Second in the list is Toni , hailed as one of the inspirations for the neorealist films of the late 1940s, and one of the first films to be free from ‘sets.’ Also to be screened is La Bete Humaine ( The Human Beast ), a story of crime and passion set on a train. This film, based on Emile Zola’s book, is one of the several literary adaptations that that he has done. Among the notable ones are the ones based on Flaubert’s Madam Bovary and Zola’s Nana .

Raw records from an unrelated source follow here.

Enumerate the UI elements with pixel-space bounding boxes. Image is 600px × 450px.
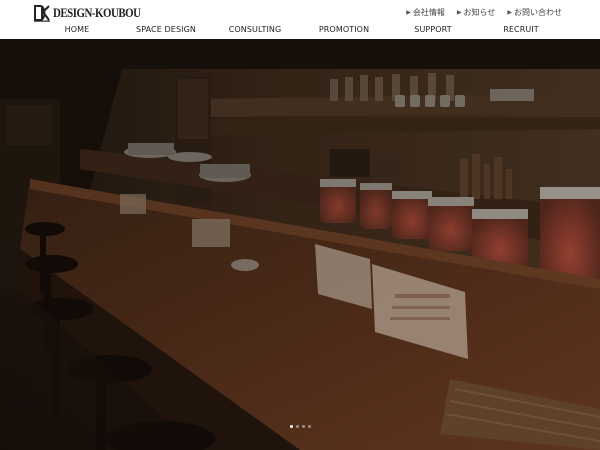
slider-dot-3[interactable] (301, 425, 305, 428)
hero-photo-restaurant-bar (0, 39, 600, 450)
util-link-contact[interactable]: ▶ お問い合わせ (507, 7, 562, 18)
slider-dot-1[interactable] (289, 425, 293, 428)
nav-item-support[interactable]: SUPPORT (414, 25, 451, 34)
triangle-right-icon: ▶ (406, 9, 411, 16)
slider-dot-2[interactable] (295, 425, 299, 428)
util-link-news[interactable]: ▶ お知らせ (457, 7, 495, 18)
util-link-company[interactable]: ▶ 会社情報 (406, 7, 445, 18)
util-link-label: 会社情報 (412, 8, 445, 17)
slider-dot-4[interactable] (307, 425, 311, 428)
logo-text: DESIGN-KOUBOU (53, 5, 141, 20)
nav-item-promotion[interactable]: PROMOTION (319, 25, 369, 34)
triangle-right-icon: ▶ (456, 9, 462, 16)
nav-item-recruit[interactable]: RECRUIT (503, 25, 539, 34)
site-logo[interactable]: DESIGN-KOUBOU (33, 4, 157, 22)
nav-item-consulting[interactable]: CONSULTING (229, 25, 282, 34)
utility-links: ▶ 会社情報 ▶ お知らせ ▶ お問い合わせ (406, 7, 562, 18)
global-nav: HOME SPACE DESIGN CONSULTING PROMOTION S… (0, 24, 600, 38)
hero-slider[interactable] (0, 39, 600, 450)
site-header: DESIGN-KOUBOU ▶ 会社情報 ▶ お知らせ ▶ お問い合わせ HOM… (0, 0, 600, 39)
triangle-right-icon: ▶ (507, 9, 512, 16)
util-link-label: お知らせ (463, 8, 496, 17)
nav-item-home[interactable]: HOME (65, 25, 90, 34)
util-link-label: お問い合わせ (514, 8, 562, 17)
dk-logo-mark-icon (34, 5, 50, 22)
slider-pagination (0, 425, 600, 428)
nav-item-space-design[interactable]: SPACE DESIGN (136, 25, 196, 34)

Another of his literary adaptations to be screened is Le Testament du Docteur Cordelier ( The Doctor’s Horrible Experiment ), Renoir’s version of Dr. Jekyll and Mr. Hyde. But even R.L. Stevenson will have some trouble recognising his story on screen, for Renoir has reinterpreted it in his own way, even changing the setting to Paris in the 1950s. Rounding up the list of films to be screened is French Cancan , a boisterous music and dance extravaganza from his later years.
Maybe because he is the son of the French impressionist painter Pierre-Auguste Renoir, he is known to be careful of his frames. He was one of the pioneers of the deep focus through The Rules of the Game where at any given time one can catch several different strands of the storyline progressing behind the main action.
The sheer variety of the subjects he dealt with is mindboggling. But the Renoir stamp is etched boldly on all of them. A peek at Renoir’s career that straddles the silent era through the neorealist period to the age of the technicolor is in itself a lesson in film history.